Cara Buono, who portrays Karen Wheeler, expressed that she was surprised and pleased to learn that she would get a "badass mom" moment in the season, after previously accepting that Karen would remain a "comedic, quintessential, slightly exaggeratedly clueless '80s mom". Buono spoke "at length" with the stunt and costume teams prior to her action scenes, studying the storyboards and previz of the fight to prepare, noting that the Duffers had "a very clear vision of the choreography of it all." She and Fisher spent a day timing how long they could hold their breaths and figuring out the logistics of the bathtub with the crew. The Demogorgon fight was originally meant to be filmed in May, but was moved up to March 2024.

=== Music ===
The episode features "Fernando" by ABBA, "Running Up That Hill" by Kate Bush, and "Mr. Sandman" by The Chordettes. Music supervisor Nora Felder stated that "Fernando", which was used to soundtrack Karen Wheeler's fight with a Demogorgon, was not the original song choice for the opening scenes, but that she felt it became the perfect option once it proved impossible to secure the rights to another song.

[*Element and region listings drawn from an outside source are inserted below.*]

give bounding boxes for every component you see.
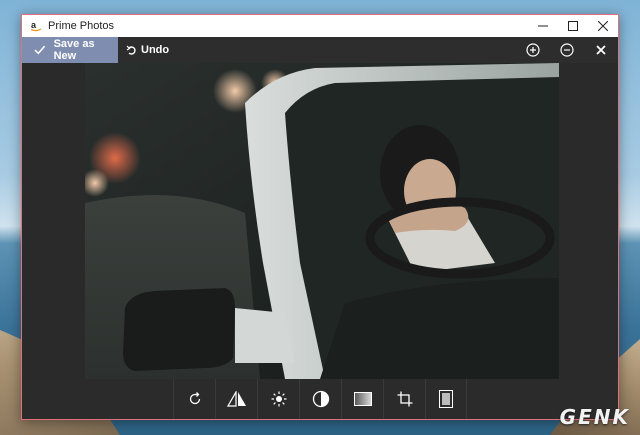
photo-image (85, 63, 559, 379)
close-button[interactable] (588, 15, 618, 37)
zoom-out-button[interactable] (550, 37, 584, 63)
crop-button[interactable] (383, 379, 425, 419)
amazon-logo-icon: a (28, 18, 44, 34)
checkmark-icon (34, 45, 46, 55)
rotate-button[interactable] (173, 379, 215, 419)
minimize-button[interactable] (528, 15, 558, 37)
undo-icon (126, 45, 136, 55)
command-bar: Save as New Undo (22, 37, 618, 63)
rotate-icon (189, 392, 200, 405)
brightness-icon (271, 391, 286, 407)
save-as-new-label: Save as New (53, 38, 95, 62)
contrast-button[interactable] (299, 379, 341, 419)
contrast-icon (312, 390, 329, 408)
svg-text:a: a (31, 20, 37, 30)
undo-button[interactable]: Undo (126, 44, 169, 56)
maximize-icon (568, 21, 578, 31)
frame-button[interactable] (425, 379, 467, 419)
app-window: a Prime Photos Save as New Undo (21, 14, 619, 420)
editor-canvas (22, 63, 618, 379)
close-editor-button[interactable] (584, 37, 618, 63)
crop-icon (397, 391, 412, 407)
photo-preview[interactable] (85, 63, 559, 379)
close-icon (598, 21, 608, 31)
frame-icon (439, 390, 453, 408)
header-actions (516, 37, 618, 63)
save-as-new-button[interactable]: Save as New (22, 37, 118, 63)
maximize-button[interactable] (558, 15, 588, 37)
zoom-in-icon (526, 43, 540, 57)
zoom-out-icon (560, 43, 574, 57)
window-controls (528, 15, 618, 37)
window-title: Prime Photos (48, 20, 115, 32)
brightness-button[interactable] (257, 379, 299, 419)
flip-icon (226, 391, 246, 407)
minimize-icon (538, 25, 548, 27)
filter-button[interactable] (341, 379, 383, 419)
flip-button[interactable] (215, 379, 257, 419)
genk-watermark-logo: GENK (559, 405, 630, 429)
undo-label: Undo (141, 44, 170, 56)
close-editor-icon (596, 45, 606, 55)
filter-icon (353, 392, 372, 406)
edit-toolbar (22, 379, 618, 419)
zoom-in-button[interactable] (516, 37, 550, 63)
title-bar: a Prime Photos (22, 15, 618, 37)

In the week following the debut of volume one, almost every song featured on the soundtrack experienced a massive surge in popularity. Billboard reported that "Fernando" more than doubled in streams, with an increasing of 206% to a total of 615,000, that "Mr. Sandman" increase by 173% (to a total of 564,000 streams), and "Running Up That Hill" saw an increase of 110%, to a total of 2.7 million streams, and re-entered the Hot Rock & Alternative Songs chart at number 15. "Running Up That Hill" also returned to the top 40 in Bush's native UK, re-entering the singles chart at number 37.

== Release ==
"The Vanishing of Holly Wheeler" was released on November 26, 2025, on Netflix, alongside the three other episodes comprising Stranger Things season 5 volume 1. The episode's full title was initially listed as just "The Vanishing of..." so as not to spoil the reveal of which character was missing.

== Reception ==

In a positive review, Tara Bennett of IGN felt the episode was an improvement on the season premiere, stating that the Duffers "get their mojo back", and praised the show's return to its horror roots.